O caso ganhou destaque após um vídeo de confronto entre uma mãe de Londrina, Paraná, e o suspeito, que se passou pela jovem de 13 anos. A associação do acusado à equipe musical de Ana Castela, contudo, era falsa, segundo a gravadora AgroPlay.
Em comunicado, a AgroPlay afirmou que o indivíduo não é músico da cantora, não integra sua equipe e nunca teve relação profissional com ela. A gravadora classificou a divulgação da notícia como disseminação de conteúdo falso, alegando que o caso causa dano à imagem e à honra da artista.
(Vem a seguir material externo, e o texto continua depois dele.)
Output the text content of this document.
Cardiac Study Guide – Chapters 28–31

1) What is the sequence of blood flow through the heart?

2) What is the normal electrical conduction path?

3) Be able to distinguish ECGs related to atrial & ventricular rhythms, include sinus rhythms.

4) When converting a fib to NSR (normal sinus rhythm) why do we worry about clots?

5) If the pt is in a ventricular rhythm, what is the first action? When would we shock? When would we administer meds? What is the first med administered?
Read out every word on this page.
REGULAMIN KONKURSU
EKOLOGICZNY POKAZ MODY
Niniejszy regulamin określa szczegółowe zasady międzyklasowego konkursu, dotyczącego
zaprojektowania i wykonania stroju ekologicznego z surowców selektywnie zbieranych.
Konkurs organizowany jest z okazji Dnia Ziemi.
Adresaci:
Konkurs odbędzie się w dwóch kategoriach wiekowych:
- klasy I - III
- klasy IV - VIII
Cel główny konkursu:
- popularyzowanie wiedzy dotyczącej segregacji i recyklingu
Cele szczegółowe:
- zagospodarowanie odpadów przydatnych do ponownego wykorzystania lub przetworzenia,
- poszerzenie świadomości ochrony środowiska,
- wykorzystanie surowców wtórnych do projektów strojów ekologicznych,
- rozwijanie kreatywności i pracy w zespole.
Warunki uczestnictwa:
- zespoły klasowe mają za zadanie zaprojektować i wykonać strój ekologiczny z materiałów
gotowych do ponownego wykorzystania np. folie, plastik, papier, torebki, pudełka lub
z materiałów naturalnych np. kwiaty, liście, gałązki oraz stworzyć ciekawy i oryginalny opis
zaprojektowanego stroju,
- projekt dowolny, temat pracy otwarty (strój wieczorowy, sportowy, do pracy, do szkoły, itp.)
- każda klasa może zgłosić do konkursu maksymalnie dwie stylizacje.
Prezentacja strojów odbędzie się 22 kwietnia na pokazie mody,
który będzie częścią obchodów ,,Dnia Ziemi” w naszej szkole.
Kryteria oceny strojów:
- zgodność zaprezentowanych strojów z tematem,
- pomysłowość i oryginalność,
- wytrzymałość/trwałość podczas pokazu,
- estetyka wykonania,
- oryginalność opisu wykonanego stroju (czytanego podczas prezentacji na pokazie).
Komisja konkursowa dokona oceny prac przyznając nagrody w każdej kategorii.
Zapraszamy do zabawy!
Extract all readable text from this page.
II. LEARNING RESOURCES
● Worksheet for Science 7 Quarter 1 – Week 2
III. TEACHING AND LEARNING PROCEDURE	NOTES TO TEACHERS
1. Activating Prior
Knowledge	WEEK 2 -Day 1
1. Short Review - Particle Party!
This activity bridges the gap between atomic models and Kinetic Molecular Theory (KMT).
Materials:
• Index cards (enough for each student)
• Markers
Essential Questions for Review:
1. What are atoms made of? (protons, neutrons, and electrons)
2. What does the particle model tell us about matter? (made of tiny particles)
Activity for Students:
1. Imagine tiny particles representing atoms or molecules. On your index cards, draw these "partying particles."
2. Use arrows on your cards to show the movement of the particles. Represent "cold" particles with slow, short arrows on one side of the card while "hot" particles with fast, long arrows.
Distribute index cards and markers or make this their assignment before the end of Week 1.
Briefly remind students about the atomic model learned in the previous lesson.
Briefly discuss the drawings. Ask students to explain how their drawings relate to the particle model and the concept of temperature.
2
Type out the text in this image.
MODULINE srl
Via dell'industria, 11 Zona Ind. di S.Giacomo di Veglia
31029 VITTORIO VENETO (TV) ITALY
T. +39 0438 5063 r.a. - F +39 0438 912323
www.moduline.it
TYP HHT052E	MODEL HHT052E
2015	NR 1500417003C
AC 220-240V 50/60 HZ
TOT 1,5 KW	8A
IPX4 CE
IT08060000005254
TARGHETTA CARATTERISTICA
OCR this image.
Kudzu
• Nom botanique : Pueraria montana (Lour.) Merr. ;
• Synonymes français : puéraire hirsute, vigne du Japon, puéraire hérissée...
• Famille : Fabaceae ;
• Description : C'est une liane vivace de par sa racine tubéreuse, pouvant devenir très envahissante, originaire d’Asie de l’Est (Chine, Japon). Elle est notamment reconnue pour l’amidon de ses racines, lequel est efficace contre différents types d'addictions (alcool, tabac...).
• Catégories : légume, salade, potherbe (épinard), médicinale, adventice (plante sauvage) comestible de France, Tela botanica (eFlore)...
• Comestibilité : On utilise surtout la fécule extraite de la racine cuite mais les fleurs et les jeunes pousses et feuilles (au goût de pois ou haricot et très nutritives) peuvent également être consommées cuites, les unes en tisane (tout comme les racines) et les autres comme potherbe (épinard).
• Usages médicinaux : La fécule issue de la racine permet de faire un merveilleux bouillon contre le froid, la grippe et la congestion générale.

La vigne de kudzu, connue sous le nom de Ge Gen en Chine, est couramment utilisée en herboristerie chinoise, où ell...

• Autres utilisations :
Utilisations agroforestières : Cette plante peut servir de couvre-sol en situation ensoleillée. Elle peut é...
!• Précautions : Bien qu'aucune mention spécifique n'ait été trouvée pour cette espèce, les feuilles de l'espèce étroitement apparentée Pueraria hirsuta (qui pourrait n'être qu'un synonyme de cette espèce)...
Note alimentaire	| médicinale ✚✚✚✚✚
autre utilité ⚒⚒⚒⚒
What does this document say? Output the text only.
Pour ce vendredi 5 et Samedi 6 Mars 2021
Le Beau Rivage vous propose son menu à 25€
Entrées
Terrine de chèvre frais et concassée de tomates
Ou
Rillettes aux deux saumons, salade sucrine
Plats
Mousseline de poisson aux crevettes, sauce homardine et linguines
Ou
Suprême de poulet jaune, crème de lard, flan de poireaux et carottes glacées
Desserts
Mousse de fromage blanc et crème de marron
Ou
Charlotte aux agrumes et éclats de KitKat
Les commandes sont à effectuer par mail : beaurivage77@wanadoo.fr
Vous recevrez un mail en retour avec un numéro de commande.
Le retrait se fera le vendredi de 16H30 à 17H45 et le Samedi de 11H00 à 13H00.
O departamento jurídico da AgroPlay iniciou ações contra o perfil que publicou a informação original. A empresa também deixou aberta a possibilidade de processar quem reproduzir o conteúdo inverídico. A legislação brasileira prevê infrações como calúnia, difamação e danos morais para quem vincula indevidamente nomes públicos a crimes graves.